Fig. 7: CASK-Mint1 interaction regulates Munc18-1 membrane localization.

a Loss of CASK (CASK Ri-1) or Mint1 (Mint1 Ri-1) reduced the membrane localization of Munc18-1 which was detected by immunofluorescence using anti-Munc18-1 (green) (upper panel). Represented peak curve diagrams showing cellular distribution on membrane (m) and in cytoplasm of Munc18-1 immunofluorescent signals measured by Image J with linear scanning (lower panel). b Subcellular fractionation confirmed the increase of Munc18-1 in cytosolic fraction. and decrease in membrane fraction (M) when CASK or Mint1 was silenced (Ci & Mi). Con, control; T, total lysate. Ecadherin, LaminB and Tubulin were used as markers for membrane, nucleus and cytosol respectively (middle panel). The signals of Munc18-1 were quantified using a densitometer (right panel). c Overexpressing Mint1 4A mutant but not wild type (WT) Mint1 disrupted the membrane localization of Munc18-1 which was detected by immunofluorescence using anti-Munc18-1 (green) (upper panel). Represented peak curve diagrams showing cellular distribution on membrane (m) and in cytoplasma of Munc18-1 immunofluorescent signals measured by Image J. with linear scanning (low panel). *For a and c cells were treated with glucose. *For a and c, Z-projection in the X–Z direction and in the Y–Z direction are shown.

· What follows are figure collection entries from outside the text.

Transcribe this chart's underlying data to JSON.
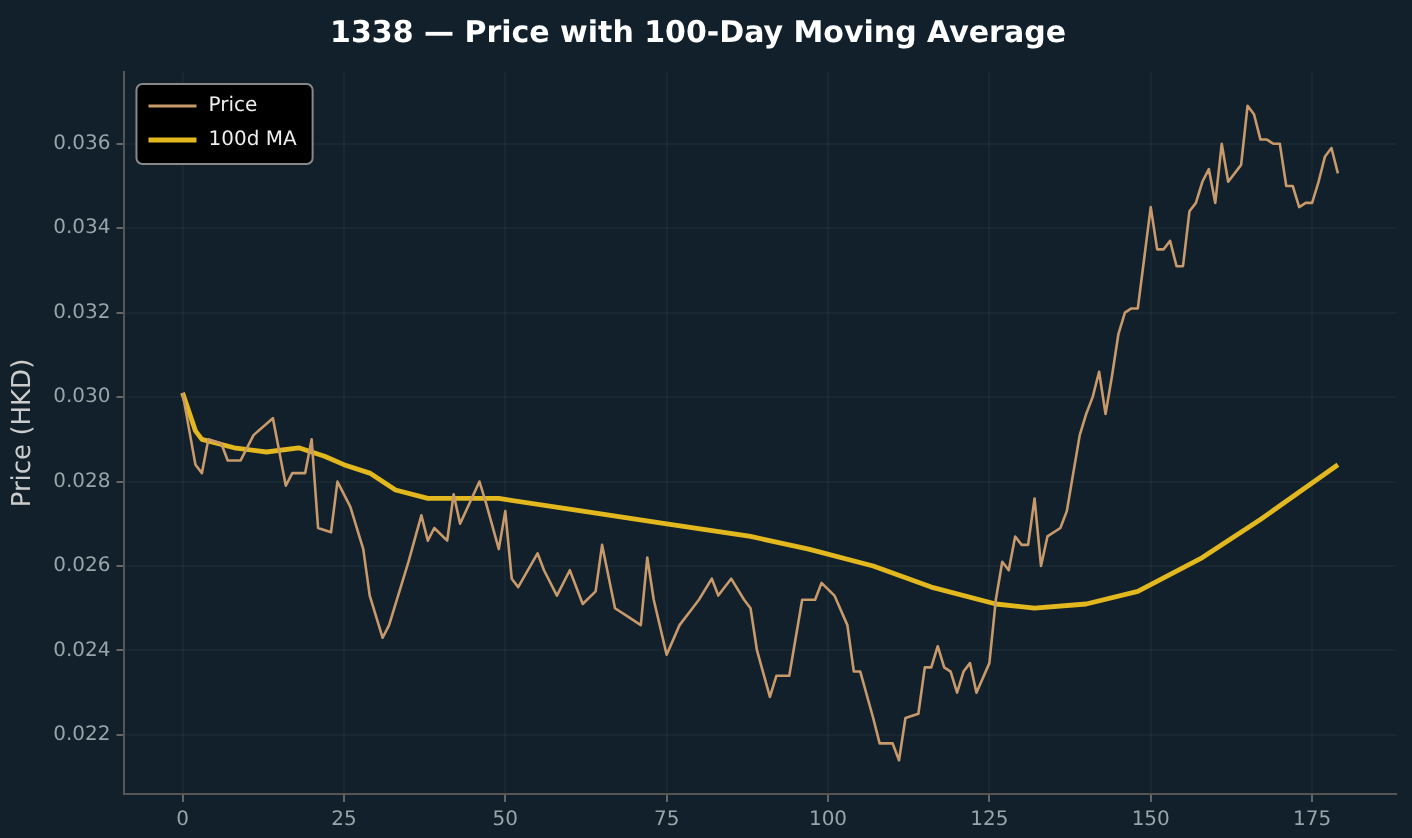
{
  "chart_data": {
    "type": "line",
    "title": "1338 — Price with 100-Day Moving Average",
    "ylabel": "Price (HKD)",
    "xlim": [
      -9,
      188
    ],
    "xticks": [
      0,
      25,
      50,
      75,
      100,
      125,
      150,
      175
    ],
    "ylim": [
      0.0206,
      0.0377
    ],
    "yticks": [
      0.022,
      0.024,
      0.026,
      0.028,
      {
        "value": 0.03,
        "label": "0.030"
      },
      0.032,
      0.034,
      0.036
    ],
    "grid": true,
    "legend": "top left",
    "marker": "none",
    "line_style": "solid",
    "series": [
      {
        "name": "Price",
        "color": "#c8996a",
        "x": [
          0,
          2,
          3,
          4,
          6,
          7,
          9,
          11,
          14,
          16,
          17,
          19,
          20,
          21,
          23,
          24,
          26,
          28,
          29,
          31,
          32,
          35,
          37,
          38,
          39,
          41,
          42,
          43,
          46,
          47,
          49,
          50,
          51,
          52,
          55,
          56,
          58,
          60,
          62,
          64,
          65,
          67,
          69,
          71,
          72,
          73,
          75,
          77,
          79,
          80,
          82,
          83,
          85,
          87,
          88,
          89,
          91,
          92,
          94,
          96,
          98,
          99,
          101,
          103,
          104,
          105,
          107,
          108,
          110,
          111,
          112,
          114,
          115,
          116,
          117,
          118,
          119,
          120,
          121,
          122,
          123,
          125,
          126,
          127,
          128,
          129,
          130,
          131,
          132,
          133,
          134,
          136,
          137,
          139,
          140,
          141,
          142,
          143,
          144,
          145,
          146,
          147,
          148,
          149,
          150,
          151,
          152,
          153,
          154,
          155,
          156,
          157,
          158,
          159,
          160,
          161,
          162,
          164,
          165,
          166,
          167,
          168,
          169,
          170,
          171,
          172,
          173,
          174,
          175,
          176,
          177,
          178,
          179
        ],
        "values": [
          0.0301,
          0.0284,
          0.0282,
          0.029,
          0.0289,
          0.0285,
          0.0285,
          0.0291,
          0.0295,
          0.0279,
          0.0282,
          0.0282,
          0.029,
          0.0269,
          0.0268,
          0.028,
          0.0274,
          0.0264,
          0.0253,
          0.0243,
          0.0246,
          0.0261,
          0.0272,
          0.0266,
          0.0269,
          0.0266,
          0.0277,
          0.027,
          0.028,
          0.0275,
          0.0264,
          0.0273,
          0.0257,
          0.0255,
          0.0263,
          0.0259,
          0.0253,
          0.0259,
          0.0251,
          0.0254,
          0.0265,
          0.025,
          0.0248,
          0.0246,
          0.0262,
          0.0252,
          0.0239,
          0.0246,
          0.025,
          0.0252,
          0.0257,
          0.0253,
          0.0257,
          0.0252,
          0.025,
          0.024,
          0.0229,
          0.0234,
          0.0234,
          0.0252,
          0.0252,
          0.0256,
          0.0253,
          0.0246,
          0.0235,
          0.0235,
          0.0224,
          0.0218,
          0.0218,
          0.0214,
          0.0224,
          0.0225,
          0.0236,
          0.0236,
          0.0241,
          0.0236,
          0.0235,
          0.023,
          0.0235,
          0.0237,
          0.023,
          0.0237,
          0.0252,
          0.0261,
          0.0259,
          0.0267,
          0.0265,
          0.0265,
          0.0276,
          0.026,
          0.0267,
          0.0269,
          0.0273,
          0.0291,
          0.0296,
          0.03,
          0.0306,
          0.0296,
          0.0305,
          0.0315,
          0.032,
          0.0321,
          0.0321,
          0.0333,
          0.0345,
          0.0335,
          0.0335,
          0.0337,
          0.0331,
          0.0331,
          0.0344,
          0.0346,
          0.0351,
          0.0354,
          0.0346,
          0.036,
          0.0351,
          0.0355,
          0.0369,
          0.0367,
          0.0361,
          0.0361,
          0.036,
          0.036,
          0.035,
          0.035,
          0.0345,
          0.0346,
          0.0346,
          0.0351,
          0.0357,
          0.0359,
          0.0353
        ]
      },
      {
        "name": "100d MA",
        "color": "#e2b81e",
        "x": [
          0,
          2,
          3,
          8,
          13,
          18,
          22,
          25,
          29,
          33,
          38,
          49,
          62,
          75,
          88,
          97,
          107,
          116,
          126,
          132,
          140,
          148,
          158,
          167,
          179
        ],
        "values": [
          0.0301,
          0.0292,
          0.029,
          0.0288,
          0.0287,
          0.0288,
          0.0286,
          0.0284,
          0.0282,
          0.0278,
          0.0276,
          0.0276,
          0.0273,
          0.027,
          0.0267,
          0.0264,
          0.026,
          0.0255,
          0.0251,
          0.025,
          0.0251,
          0.0254,
          0.0262,
          0.0271,
          0.0284
        ]
      }
    ]
  }
}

The green and red lines indicate the orthogonal planes of the X–Z and Y–Z projection, respectively. *Note the different distribution pattern of Munc18a in different situations showed by the low panels of a and c. d Fractionation assays by gel filtration chromatography revealed co-fractionation of CASK, Mint1 and Munc18 in INS-1E cells transfected with non-silencing control siRNA (NC), CASK-specific siRNA (CASK Ri-1) or Mint1-specific siRNA (Mint1 Ri-1). After being stimulated with glucose, the lysate was fractionated by gel filtration chromatography using a Superose 6 10/300 GL column. The western blot images were showed for the representative fractions of Paek1 and Peak2 from INS-1E cell transfected with NC (i), Mint1 Ri-1(ii) and CASK Ri-1(iii). Eluted protein profiles from each fraction were quantified and normalized to T (total protein) for CASK, Mint1 and Munc18 (iv-vii) in INS-1E cells transfected with NC, CASK Ri-1 or Mint1 Ri-1, respectively. e The hypothetical model.